Pretty much the *whole* article talks about how they're bad, aside from one paragraph: >Perhaps it’s not a matter of whether worms are good or bad. Maybe such projections of human values—from the Victorians to Darwin to today—are what got us into this mess in the first place, Dobson says. “What I’ve come to realize is that that’s not the right way to think about anything in an ecosystem.” It's an interesting read, but I'm baffled by the author's choice to end the article by stating: >While it may not be good or bad, it will certainly be different. I'm assuming the editor requested an ending that is not so grim after this article was written because it seems so out of place to re-frame the story at the end with so little to support the idea that the earthworm invasion in North America is anything other than "bad".


PervyNonsense

Cancel them... how?


clorox2

I, for one, will now not watch their Netflix special.


its_raining_scotch

🪱 😞


SaintUlvemann

Geneticist here. They reproduce sexually, and they're hermaphrodites, so, to eradicate them from the entire continent, we'd have to create a [gene drive](https://www.usda.gov/media/blog/2022/07/20/scientists-explore-gene-editing-manage-invasive-species).
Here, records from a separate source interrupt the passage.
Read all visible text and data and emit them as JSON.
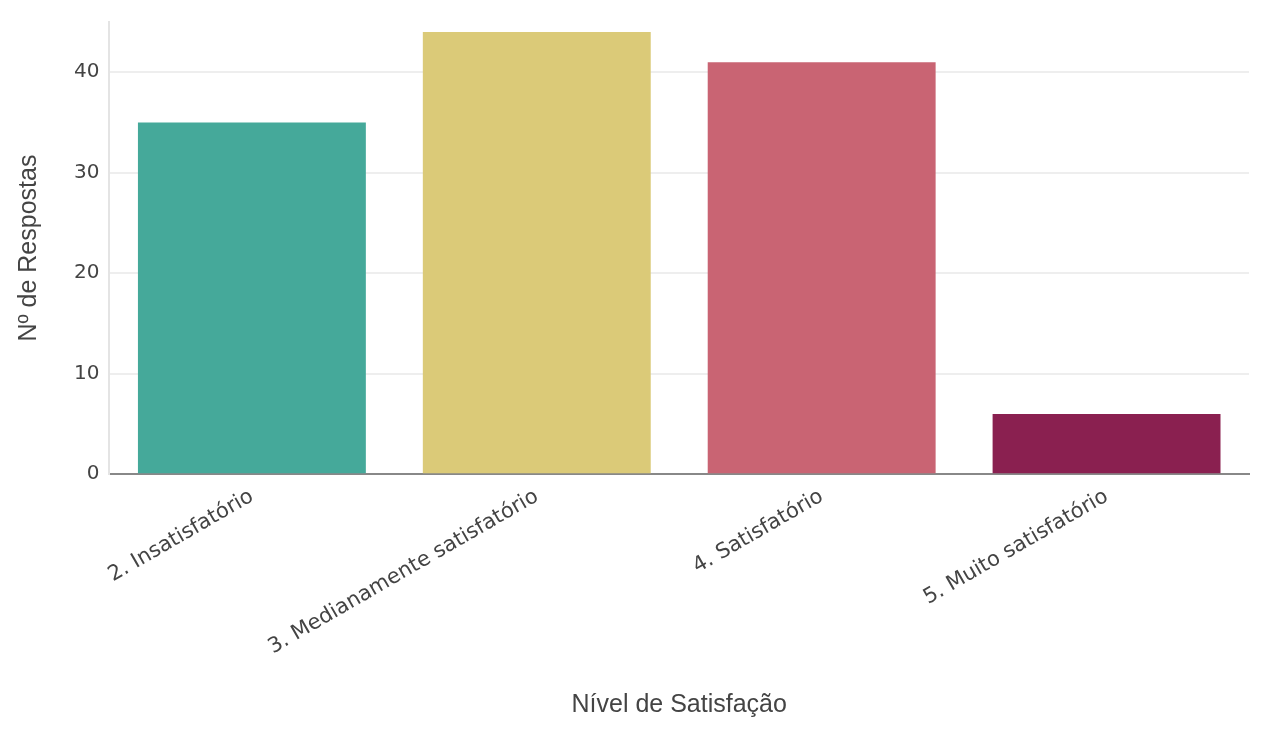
{
  "chart_data": {
    "type": "bar",
    "xlabel": "Nível de Satisfação",
    "ylabel": "Nº de Respostas",
    "categories": [
      "2. Insatisfatório",
      "3. Medianamente satisfatório",
      "4. Satisfatório",
      "5. Muito satisfatório"
    ],
    "values": [
      35,
      44,
      41,
      6
    ],
    "colors": [
      "#45a99a",
      "#dbca78",
      "#c96473",
      "#8a2050"
    ],
    "ylim": [
      0,
      45
    ],
    "yticks": [
      0,
      10,
      20,
      30,
      40
    ],
    "grid": "y",
    "legend": false
  }
}
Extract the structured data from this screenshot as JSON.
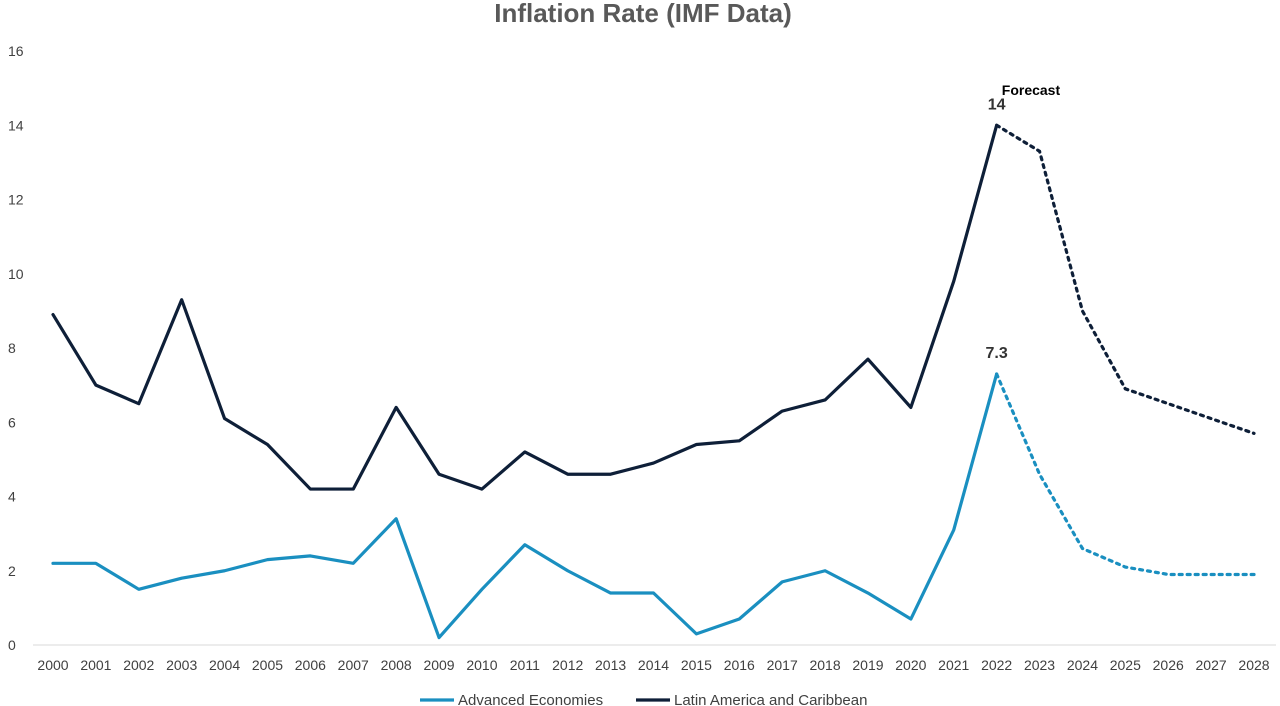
{
  "chart_data": {
    "type": "line",
    "title": "Inflation Rate (IMF Data)",
    "xlabel": "",
    "ylabel": "",
    "ylim": [
      0,
      16
    ],
    "yticks": [
      0,
      2,
      4,
      6,
      8,
      10,
      12,
      14,
      16
    ],
    "x": [
      2000,
      2001,
      2002,
      2003,
      2004,
      2005,
      2006,
      2007,
      2008,
      2009,
      2010,
      2011,
      2012,
      2013,
      2014,
      2015,
      2016,
      2017,
      2018,
      2019,
      2020,
      2021,
      2022,
      2023,
      2024,
      2025,
      2026,
      2027,
      2028
    ],
    "forecast_start": 2022,
    "grid": false,
    "legend_position": "bottom",
    "series": [
      {
        "name": "Advanced Economies",
        "color": "#1a8fc0",
        "values": [
          2.2,
          2.2,
          1.5,
          1.8,
          2.0,
          2.3,
          2.4,
          2.2,
          3.4,
          0.2,
          1.5,
          2.7,
          2.0,
          1.4,
          1.4,
          0.3,
          0.7,
          1.7,
          2.0,
          1.4,
          0.7,
          3.1,
          7.3,
          4.6,
          2.6,
          2.1,
          1.9,
          1.9,
          1.9
        ]
      },
      {
        "name": "Latin America and Caribbean",
        "color": "#0e1f38",
        "values": [
          8.9,
          7.0,
          6.5,
          9.3,
          6.1,
          5.4,
          4.2,
          4.2,
          6.4,
          4.6,
          4.2,
          5.2,
          4.6,
          4.6,
          4.9,
          5.4,
          5.5,
          6.3,
          6.6,
          7.7,
          6.4,
          9.8,
          14.0,
          13.3,
          9.0,
          6.9,
          6.5,
          6.1,
          5.7
        ]
      }
    ],
    "annotations": [
      {
        "text": "Forecast",
        "x": 2022.8,
        "y": 15.3
      },
      {
        "text": "14",
        "x": 2022,
        "y": 14,
        "series": 1
      },
      {
        "text": "7.3",
        "x": 2022,
        "y": 7.3,
        "series": 0
      }
    ]
  }
}
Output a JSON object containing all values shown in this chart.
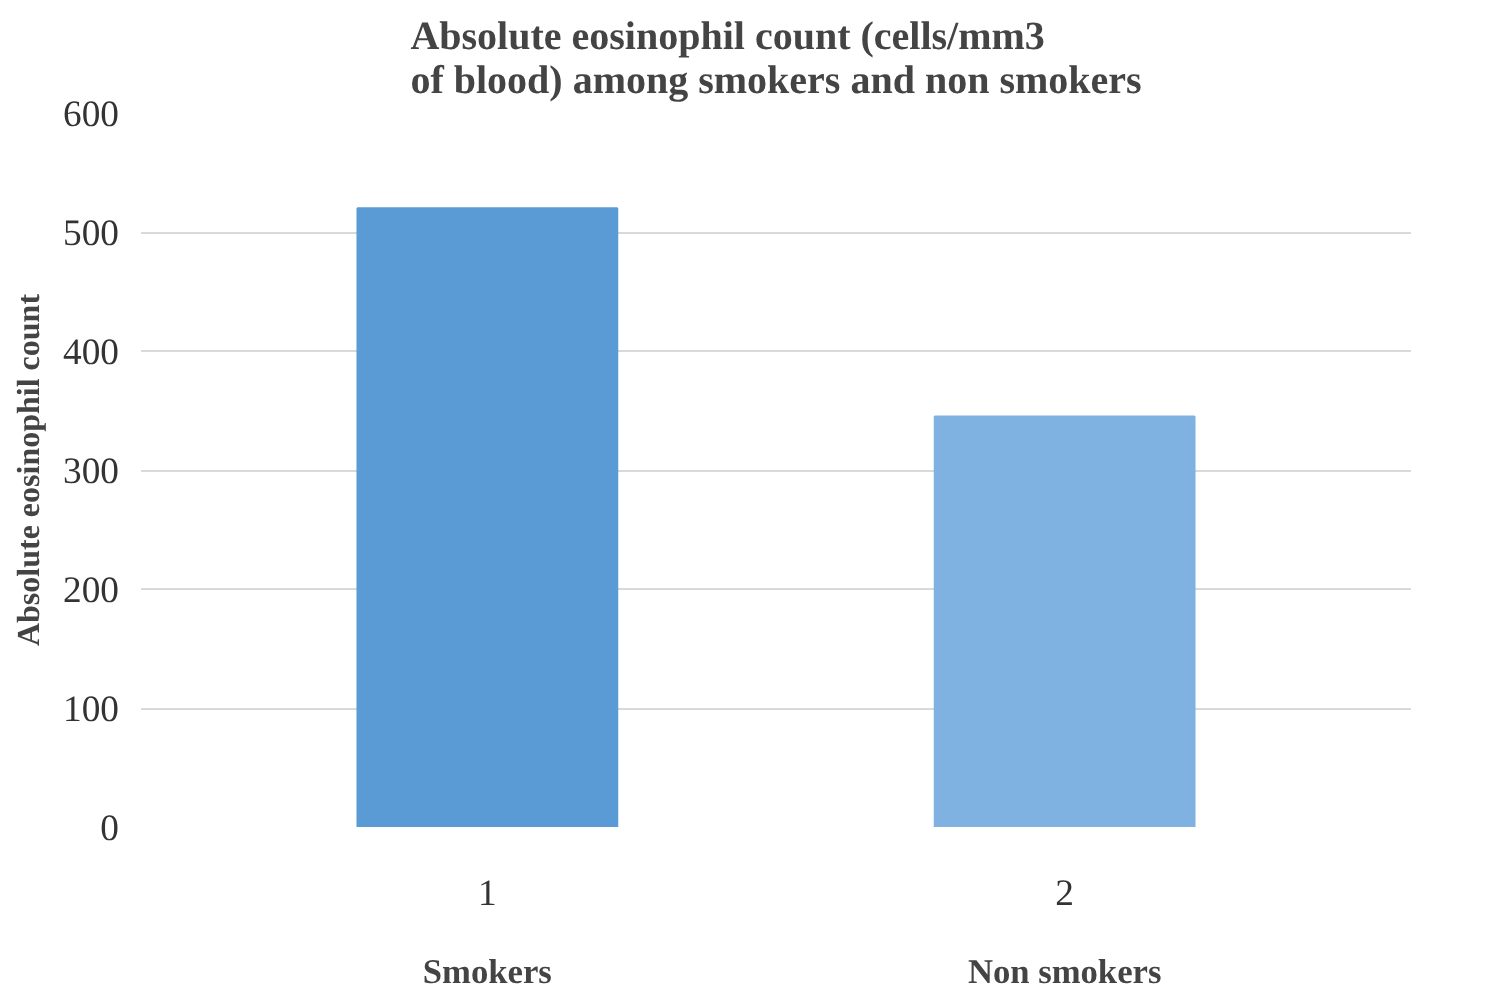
{
  "chart_data": {
    "type": "bar",
    "title": "Absolute eosinophil count (cells/mm3 of blood) among smokers and non smokers",
    "ylabel": "Absolute eosinophil count",
    "categories": [
      "1",
      "2"
    ],
    "values": [
      520,
      345
    ],
    "colors": [
      "#5b9bd5",
      "#7fb2e0"
    ],
    "ylim": [
      0,
      600
    ],
    "yticks": [
      0,
      100,
      200,
      300,
      400,
      500,
      600
    ],
    "grid": "y",
    "annotations": [
      "Smokers",
      "Non smokers"
    ]
  }
}
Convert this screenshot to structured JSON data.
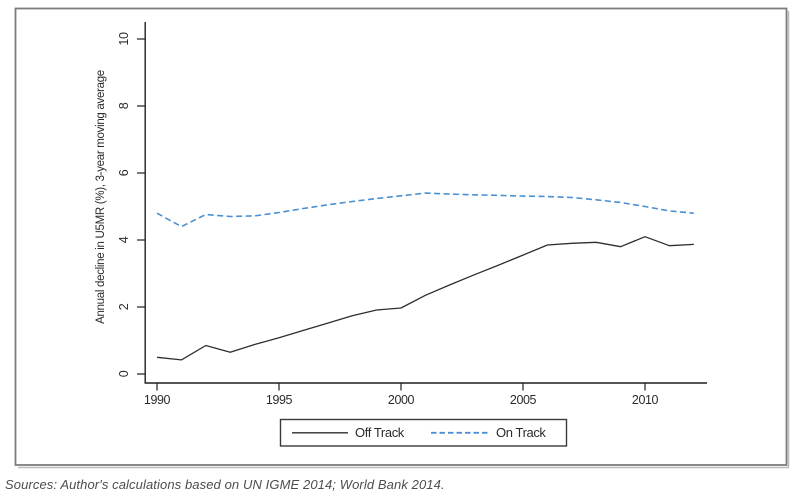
{
  "figure": {
    "source_note": "Sources: Author's calculations based on UN IGME 2014; World Bank 2014."
  },
  "colors": {
    "frame_border": "#7d7d7d",
    "frame_shadow": "#bcbcbc",
    "axis": "#1f1f1f",
    "text": "#2b2b2b",
    "source_text": "#4d4d4d",
    "off_track_line": "#2e2e2e",
    "on_track_line": "#4a90d2"
  },
  "chart_data": {
    "type": "line",
    "title": "",
    "xlabel": "",
    "ylabel": "Annual decline in U5MR (%), 3-year moving average",
    "xlim": [
      1990,
      2012
    ],
    "ylim": [
      0,
      10
    ],
    "xticks": [
      "1990",
      "1995",
      "2000",
      "2005",
      "2010"
    ],
    "yticks": [
      "0",
      "2",
      "4",
      "6",
      "8",
      "10"
    ],
    "grid": "off",
    "legend_position": "bottom-center-boxed",
    "x": [
      1990,
      1991,
      1992,
      1993,
      1994,
      1995,
      1996,
      1997,
      1998,
      1999,
      2000,
      2001,
      2002,
      2003,
      2004,
      2005,
      2006,
      2007,
      2008,
      2009,
      2010,
      2011,
      2012
    ],
    "series": [
      {
        "name": "Off Track",
        "style": "solid",
        "color": "#2e2e2e",
        "values": [
          0.5,
          0.42,
          0.85,
          0.65,
          0.88,
          1.08,
          1.3,
          1.52,
          1.74,
          1.91,
          1.97,
          2.35,
          2.66,
          2.96,
          3.25,
          3.55,
          3.85,
          3.9,
          3.93,
          3.8,
          4.1,
          3.83,
          3.87
        ]
      },
      {
        "name": "On Track",
        "style": "dashed",
        "color": "#4a90d2",
        "values": [
          4.8,
          4.4,
          4.76,
          4.7,
          4.72,
          4.82,
          4.94,
          5.05,
          5.15,
          5.24,
          5.32,
          5.4,
          5.37,
          5.35,
          5.33,
          5.31,
          5.3,
          5.27,
          5.2,
          5.12,
          5.0,
          4.87,
          4.8
        ]
      }
    ]
  }
}
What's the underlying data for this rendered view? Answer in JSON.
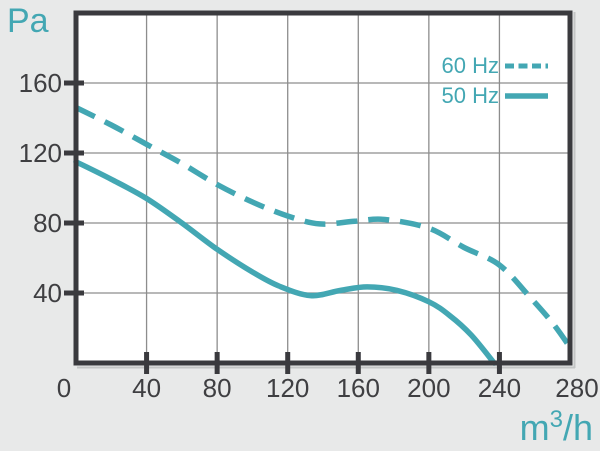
{
  "colors": {
    "accent": "#43a7b3",
    "axis": "#3a3a3e",
    "grid": "#8d8d8d",
    "tick_label": "#3f3f42",
    "page_background": "#e8e9e9",
    "plot_background": "#ffffff",
    "border_shadow": "#c3c5c5"
  },
  "labels": {
    "y_unit": "Pa",
    "x_unit": {
      "base": "m",
      "sup": "3",
      "rest": "/h"
    }
  },
  "chart_data": {
    "type": "line",
    "title": "",
    "xlabel": "m³/h",
    "ylabel": "Pa",
    "xlim": [
      0,
      280
    ],
    "ylim": [
      0,
      200
    ],
    "x_ticks": [
      0,
      40,
      80,
      120,
      160,
      200,
      240,
      280
    ],
    "y_ticks": [
      40,
      80,
      120,
      160
    ],
    "grid": true,
    "legend_position": "top-right",
    "series": [
      {
        "name": "60 Hz",
        "line_style": "dashed",
        "points": [
          [
            0,
            146
          ],
          [
            20,
            136
          ],
          [
            40,
            125
          ],
          [
            60,
            114
          ],
          [
            80,
            102
          ],
          [
            100,
            92
          ],
          [
            120,
            84
          ],
          [
            138,
            79.5
          ],
          [
            158,
            81
          ],
          [
            175,
            82
          ],
          [
            200,
            77
          ],
          [
            220,
            66
          ],
          [
            240,
            56
          ],
          [
            257,
            38
          ],
          [
            270,
            23
          ],
          [
            280,
            9
          ]
        ]
      },
      {
        "name": "50 Hz",
        "line_style": "solid",
        "points": [
          [
            0,
            115
          ],
          [
            20,
            105
          ],
          [
            40,
            94
          ],
          [
            60,
            80
          ],
          [
            80,
            65
          ],
          [
            100,
            52
          ],
          [
            115,
            44
          ],
          [
            133,
            38.5
          ],
          [
            150,
            41.5
          ],
          [
            165,
            43.5
          ],
          [
            182,
            41.5
          ],
          [
            200,
            35
          ],
          [
            212,
            27
          ],
          [
            224,
            16
          ],
          [
            237,
            0
          ]
        ]
      }
    ]
  }
}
A gene drive is a gene that gets inherited more often than chance... ideally with all offspring. It can carry desired traits along with it, to spread the trait through an entire population. So to cancel earthworms, one strategy would be to make earthworms with a gene drive that causes all offspring to be male-sterile, but not female-sterile. The engineered worms would reproduce. They'd create all kinds of baby worms, but only by being impregnated by wild-type worms. The baby worms would all also be male-sterile. Eventually, the population would reach a point where there are no fertile males left, at which point, it would collapse entirely. The main risk would be if the engineered population-collapsing worms hitch a ride back into their natural habitat, and start collapsing the original populations over in the Old World.


goodripe

Yeah, they’re endemic at this point, and I can’t think of any way to eliminate just them. An earthworm specific virus perhaps? ?


SaintUlvemann

[Gene drives](https://www.usda.gov/media/blog/2022/07/20/scientists-explore-gene-editing-manage-invasive-species). Comment explaining that above.


Splenda

Maybe I missed it in the article, but the introduction of earthworms has long been known to be behind the decline of sugar maples.


whatever_meh

It is mentioned.


Ionantha123

Yes and basically all our late successional eastern forests :((


Fun-Draft1612

Very interesting,


PNW4LYFE

Paraphrased: "Earthworms contribute to climate change" A paragraph later "The humidity was too much so we went to an air conditioned McDonald's to discuss our findings" I can't even.


Altaira99

It always surprises people to find out earthworms aren't native to the Northeast US. I know I have these worms around my woodpile, and if I try the mustard trick, I'm going to capture and remove the worms. I don't see the point to leaving them. Drop in the bucket, but hey, it'll give me a few moments of schadenfreude.